Re: [Lse-tech] [PATCH 1/2] node affine NUMA scheduler

Erich Focht (efocht@ess.nec.de)
Sun, 22 Sep 2002 12:45:30 +0200


On Saturday 21 September 2002 17:55, Martin J. Bligh wrote:
> > - Each process has a homenode assigned to it at creation time
> > (initial load balancing). Memory will be allocated from this node.
...
> #ifdef CONFIG_NUMA
> +#ifdef CONFIG_NUMA_SCHED
> +#define numa_node_id() (current->node)
> +#else
> #define numa_node_id() _cpu_to_node(smp_processor_id())
> +#endif
> #endif /* CONFIG_NUMA */
>
> I'm not convinced it's a good idea to modify this generic function,
> which was meant to tell you what node you're running on. I can't
> see it being used anywhere else right now, but wouldn't it be better
> to just modify alloc_pages instead to use current->node, and leave
> this macro as intended? Or make a process_node_id or something?

OK, I see your point and I agree that numa_node_is() should be similar to
smp_processor_id(). I'll change the alloc_pages instead.

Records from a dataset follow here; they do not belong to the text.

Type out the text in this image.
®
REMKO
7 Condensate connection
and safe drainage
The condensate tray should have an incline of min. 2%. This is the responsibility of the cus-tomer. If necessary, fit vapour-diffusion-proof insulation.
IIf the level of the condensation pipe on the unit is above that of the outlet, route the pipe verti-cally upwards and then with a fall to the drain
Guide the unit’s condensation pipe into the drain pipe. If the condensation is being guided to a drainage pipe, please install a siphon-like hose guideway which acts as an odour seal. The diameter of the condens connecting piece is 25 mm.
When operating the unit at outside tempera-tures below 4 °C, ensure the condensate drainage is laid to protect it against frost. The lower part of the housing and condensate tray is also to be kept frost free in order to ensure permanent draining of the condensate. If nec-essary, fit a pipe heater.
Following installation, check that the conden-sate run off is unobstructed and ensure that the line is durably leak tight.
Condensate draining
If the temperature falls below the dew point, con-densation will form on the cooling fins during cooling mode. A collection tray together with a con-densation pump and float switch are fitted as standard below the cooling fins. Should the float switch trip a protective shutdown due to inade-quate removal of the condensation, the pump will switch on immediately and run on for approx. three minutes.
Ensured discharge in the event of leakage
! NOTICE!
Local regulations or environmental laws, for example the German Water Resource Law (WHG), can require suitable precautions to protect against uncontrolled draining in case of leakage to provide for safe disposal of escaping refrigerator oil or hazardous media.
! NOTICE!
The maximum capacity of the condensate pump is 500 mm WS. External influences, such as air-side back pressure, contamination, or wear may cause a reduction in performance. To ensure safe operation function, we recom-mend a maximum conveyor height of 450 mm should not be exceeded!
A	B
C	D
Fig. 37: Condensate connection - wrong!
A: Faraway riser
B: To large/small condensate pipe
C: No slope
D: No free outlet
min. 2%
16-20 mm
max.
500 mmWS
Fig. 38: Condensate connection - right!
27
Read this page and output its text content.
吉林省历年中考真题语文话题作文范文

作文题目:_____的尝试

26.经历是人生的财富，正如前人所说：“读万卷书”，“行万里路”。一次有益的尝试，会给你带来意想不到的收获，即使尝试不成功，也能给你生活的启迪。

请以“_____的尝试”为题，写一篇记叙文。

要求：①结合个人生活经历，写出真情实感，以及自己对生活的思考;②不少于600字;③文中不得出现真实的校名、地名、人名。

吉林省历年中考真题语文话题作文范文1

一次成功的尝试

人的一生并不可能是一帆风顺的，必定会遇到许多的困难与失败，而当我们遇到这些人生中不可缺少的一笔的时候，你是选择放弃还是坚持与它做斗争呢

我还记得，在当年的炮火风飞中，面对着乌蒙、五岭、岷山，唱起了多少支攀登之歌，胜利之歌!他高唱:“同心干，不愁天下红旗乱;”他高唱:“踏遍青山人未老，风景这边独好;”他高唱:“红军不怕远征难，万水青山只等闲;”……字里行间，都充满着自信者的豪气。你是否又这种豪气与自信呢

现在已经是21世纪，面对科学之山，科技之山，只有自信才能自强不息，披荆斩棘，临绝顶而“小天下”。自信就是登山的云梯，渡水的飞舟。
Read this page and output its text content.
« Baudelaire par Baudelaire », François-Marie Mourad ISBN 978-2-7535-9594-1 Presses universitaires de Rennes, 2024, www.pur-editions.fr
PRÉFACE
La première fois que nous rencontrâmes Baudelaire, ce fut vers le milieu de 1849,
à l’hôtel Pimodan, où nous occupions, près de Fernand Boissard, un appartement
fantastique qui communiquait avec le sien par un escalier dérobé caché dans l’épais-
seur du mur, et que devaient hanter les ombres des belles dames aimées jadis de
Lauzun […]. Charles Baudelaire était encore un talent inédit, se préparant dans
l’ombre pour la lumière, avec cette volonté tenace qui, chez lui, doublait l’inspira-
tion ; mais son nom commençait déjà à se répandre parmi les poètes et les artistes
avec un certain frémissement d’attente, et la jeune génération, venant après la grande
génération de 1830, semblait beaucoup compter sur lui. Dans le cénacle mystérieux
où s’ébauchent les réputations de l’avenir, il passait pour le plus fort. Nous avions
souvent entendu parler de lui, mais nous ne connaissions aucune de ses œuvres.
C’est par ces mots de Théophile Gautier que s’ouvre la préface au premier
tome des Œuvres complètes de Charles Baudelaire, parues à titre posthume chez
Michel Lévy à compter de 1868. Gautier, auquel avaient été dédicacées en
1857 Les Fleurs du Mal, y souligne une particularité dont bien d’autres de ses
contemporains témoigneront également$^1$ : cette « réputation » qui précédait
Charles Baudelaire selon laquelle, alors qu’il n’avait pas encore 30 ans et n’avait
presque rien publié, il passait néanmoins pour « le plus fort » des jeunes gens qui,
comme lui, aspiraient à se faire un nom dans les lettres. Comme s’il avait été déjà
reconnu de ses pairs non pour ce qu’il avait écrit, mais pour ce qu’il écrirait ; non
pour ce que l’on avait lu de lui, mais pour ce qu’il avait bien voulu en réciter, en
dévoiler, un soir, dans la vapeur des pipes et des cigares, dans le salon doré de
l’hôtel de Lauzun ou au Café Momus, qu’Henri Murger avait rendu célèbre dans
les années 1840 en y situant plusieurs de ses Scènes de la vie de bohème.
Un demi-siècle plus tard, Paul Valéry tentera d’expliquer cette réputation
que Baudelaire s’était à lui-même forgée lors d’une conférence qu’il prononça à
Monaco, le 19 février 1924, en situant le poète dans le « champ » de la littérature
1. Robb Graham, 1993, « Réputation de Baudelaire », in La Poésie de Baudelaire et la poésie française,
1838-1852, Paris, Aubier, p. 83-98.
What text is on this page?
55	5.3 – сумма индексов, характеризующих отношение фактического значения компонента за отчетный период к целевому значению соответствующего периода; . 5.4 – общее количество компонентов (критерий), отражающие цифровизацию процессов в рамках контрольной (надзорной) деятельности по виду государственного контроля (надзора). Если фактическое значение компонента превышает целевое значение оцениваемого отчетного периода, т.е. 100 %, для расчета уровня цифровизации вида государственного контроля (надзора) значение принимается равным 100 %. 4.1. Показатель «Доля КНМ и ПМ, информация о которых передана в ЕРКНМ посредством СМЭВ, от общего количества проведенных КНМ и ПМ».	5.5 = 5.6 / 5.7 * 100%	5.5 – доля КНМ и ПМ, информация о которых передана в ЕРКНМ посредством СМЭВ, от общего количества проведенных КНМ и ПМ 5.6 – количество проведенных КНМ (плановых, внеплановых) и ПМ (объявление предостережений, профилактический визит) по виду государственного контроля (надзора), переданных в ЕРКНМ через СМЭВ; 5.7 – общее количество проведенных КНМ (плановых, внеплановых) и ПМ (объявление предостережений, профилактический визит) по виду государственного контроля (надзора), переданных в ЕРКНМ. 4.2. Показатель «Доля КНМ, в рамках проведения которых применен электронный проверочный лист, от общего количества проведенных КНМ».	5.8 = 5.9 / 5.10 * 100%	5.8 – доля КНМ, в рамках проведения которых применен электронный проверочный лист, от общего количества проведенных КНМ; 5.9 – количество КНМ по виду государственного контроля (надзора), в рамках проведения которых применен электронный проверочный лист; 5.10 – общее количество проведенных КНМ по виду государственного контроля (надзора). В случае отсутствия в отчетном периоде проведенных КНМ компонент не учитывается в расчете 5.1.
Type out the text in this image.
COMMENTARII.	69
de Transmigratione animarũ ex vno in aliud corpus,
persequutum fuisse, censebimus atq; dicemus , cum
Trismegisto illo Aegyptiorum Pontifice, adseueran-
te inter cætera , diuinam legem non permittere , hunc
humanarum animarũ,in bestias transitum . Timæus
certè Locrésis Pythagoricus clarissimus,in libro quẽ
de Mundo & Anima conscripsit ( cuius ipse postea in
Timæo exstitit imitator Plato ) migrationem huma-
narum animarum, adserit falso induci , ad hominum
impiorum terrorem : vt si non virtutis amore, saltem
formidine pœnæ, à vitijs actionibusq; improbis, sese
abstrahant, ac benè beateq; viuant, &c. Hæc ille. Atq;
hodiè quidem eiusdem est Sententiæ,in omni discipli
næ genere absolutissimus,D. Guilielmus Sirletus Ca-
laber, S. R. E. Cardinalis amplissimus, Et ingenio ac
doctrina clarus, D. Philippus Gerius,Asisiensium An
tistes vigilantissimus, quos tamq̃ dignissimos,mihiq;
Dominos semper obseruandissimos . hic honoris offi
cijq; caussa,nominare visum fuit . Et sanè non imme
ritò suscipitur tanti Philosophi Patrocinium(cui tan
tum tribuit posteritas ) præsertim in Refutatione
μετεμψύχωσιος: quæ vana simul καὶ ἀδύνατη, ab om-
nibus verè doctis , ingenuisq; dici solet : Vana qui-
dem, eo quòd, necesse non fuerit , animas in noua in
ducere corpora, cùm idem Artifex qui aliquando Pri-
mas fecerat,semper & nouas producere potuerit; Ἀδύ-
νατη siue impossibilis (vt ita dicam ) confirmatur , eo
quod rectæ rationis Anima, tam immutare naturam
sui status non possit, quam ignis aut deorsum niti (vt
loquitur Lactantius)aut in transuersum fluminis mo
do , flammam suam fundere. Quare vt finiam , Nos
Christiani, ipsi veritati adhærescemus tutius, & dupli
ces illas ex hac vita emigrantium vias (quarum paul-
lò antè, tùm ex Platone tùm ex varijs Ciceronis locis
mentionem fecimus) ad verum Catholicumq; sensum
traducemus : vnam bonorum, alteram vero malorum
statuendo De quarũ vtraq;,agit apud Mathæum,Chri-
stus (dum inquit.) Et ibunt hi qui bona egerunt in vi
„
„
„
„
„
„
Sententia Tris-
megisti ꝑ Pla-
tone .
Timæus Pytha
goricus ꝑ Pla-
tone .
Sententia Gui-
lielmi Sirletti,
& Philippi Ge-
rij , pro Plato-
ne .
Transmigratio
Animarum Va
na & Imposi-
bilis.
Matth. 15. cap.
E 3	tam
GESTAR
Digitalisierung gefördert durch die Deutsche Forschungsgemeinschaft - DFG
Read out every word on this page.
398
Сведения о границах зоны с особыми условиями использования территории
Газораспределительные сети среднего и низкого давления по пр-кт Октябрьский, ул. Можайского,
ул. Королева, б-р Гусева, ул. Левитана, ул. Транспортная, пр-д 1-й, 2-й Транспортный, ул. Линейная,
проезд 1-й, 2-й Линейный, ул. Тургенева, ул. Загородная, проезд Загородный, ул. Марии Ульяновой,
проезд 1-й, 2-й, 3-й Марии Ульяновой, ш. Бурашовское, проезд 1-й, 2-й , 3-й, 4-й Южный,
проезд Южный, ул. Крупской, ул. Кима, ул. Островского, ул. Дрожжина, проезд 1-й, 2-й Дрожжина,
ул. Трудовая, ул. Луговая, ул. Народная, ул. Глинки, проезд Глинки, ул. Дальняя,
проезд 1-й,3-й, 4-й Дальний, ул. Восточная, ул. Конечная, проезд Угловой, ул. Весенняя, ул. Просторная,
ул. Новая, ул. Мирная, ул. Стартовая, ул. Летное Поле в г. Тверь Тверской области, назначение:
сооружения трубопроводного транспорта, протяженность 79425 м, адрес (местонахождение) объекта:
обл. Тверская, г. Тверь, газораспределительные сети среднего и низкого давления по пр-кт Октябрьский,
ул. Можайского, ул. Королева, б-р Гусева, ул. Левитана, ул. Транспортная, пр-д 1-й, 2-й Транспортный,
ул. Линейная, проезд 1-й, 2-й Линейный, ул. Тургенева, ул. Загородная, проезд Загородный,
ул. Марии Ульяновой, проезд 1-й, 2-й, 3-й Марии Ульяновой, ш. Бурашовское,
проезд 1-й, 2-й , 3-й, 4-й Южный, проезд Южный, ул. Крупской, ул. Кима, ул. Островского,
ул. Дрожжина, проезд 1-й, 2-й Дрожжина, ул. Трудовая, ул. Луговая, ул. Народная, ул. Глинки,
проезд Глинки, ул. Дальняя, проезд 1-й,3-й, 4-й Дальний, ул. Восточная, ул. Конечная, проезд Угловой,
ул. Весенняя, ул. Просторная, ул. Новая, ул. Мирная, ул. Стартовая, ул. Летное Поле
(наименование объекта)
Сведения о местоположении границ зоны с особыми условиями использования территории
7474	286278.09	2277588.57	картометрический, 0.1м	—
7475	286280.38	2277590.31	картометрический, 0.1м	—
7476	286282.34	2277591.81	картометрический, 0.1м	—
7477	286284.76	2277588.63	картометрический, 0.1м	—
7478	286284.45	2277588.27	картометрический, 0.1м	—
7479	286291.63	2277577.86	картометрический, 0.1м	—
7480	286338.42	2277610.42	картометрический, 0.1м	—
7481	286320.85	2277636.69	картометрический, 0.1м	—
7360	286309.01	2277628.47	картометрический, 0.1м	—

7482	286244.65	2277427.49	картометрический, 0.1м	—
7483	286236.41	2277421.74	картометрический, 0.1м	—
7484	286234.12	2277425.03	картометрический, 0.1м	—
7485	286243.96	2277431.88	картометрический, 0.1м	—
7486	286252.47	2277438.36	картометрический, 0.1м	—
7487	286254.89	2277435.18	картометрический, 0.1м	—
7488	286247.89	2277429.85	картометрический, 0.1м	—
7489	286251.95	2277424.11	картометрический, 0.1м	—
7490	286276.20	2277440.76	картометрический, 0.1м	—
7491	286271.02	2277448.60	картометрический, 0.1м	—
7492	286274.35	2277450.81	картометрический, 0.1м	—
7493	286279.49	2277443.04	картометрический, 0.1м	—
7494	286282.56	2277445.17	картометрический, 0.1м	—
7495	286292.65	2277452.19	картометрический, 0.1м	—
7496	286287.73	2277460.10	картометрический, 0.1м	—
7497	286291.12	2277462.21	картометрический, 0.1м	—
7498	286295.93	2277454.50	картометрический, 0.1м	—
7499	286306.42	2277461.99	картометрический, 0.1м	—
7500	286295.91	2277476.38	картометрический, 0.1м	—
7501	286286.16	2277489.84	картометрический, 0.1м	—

Do you think it makes sense to get memory from the homenode only for
user processes? Many kernel threads have currently the wrong homenode,
for some of them it's unclear which homenode they should have...

There is an alternative idea (we discussed this at OLS with Andrea, maybe
you remember): allocate memory from the current node and keep statistics
on where it is allocated. Determine the homenode from this (from time to
time) and schedule accordingly. This eliminates the initial load balancing
and leaves it all to the scheduler, but has the drawback that memory can
be somewhat scattered across the nodes. Any comments?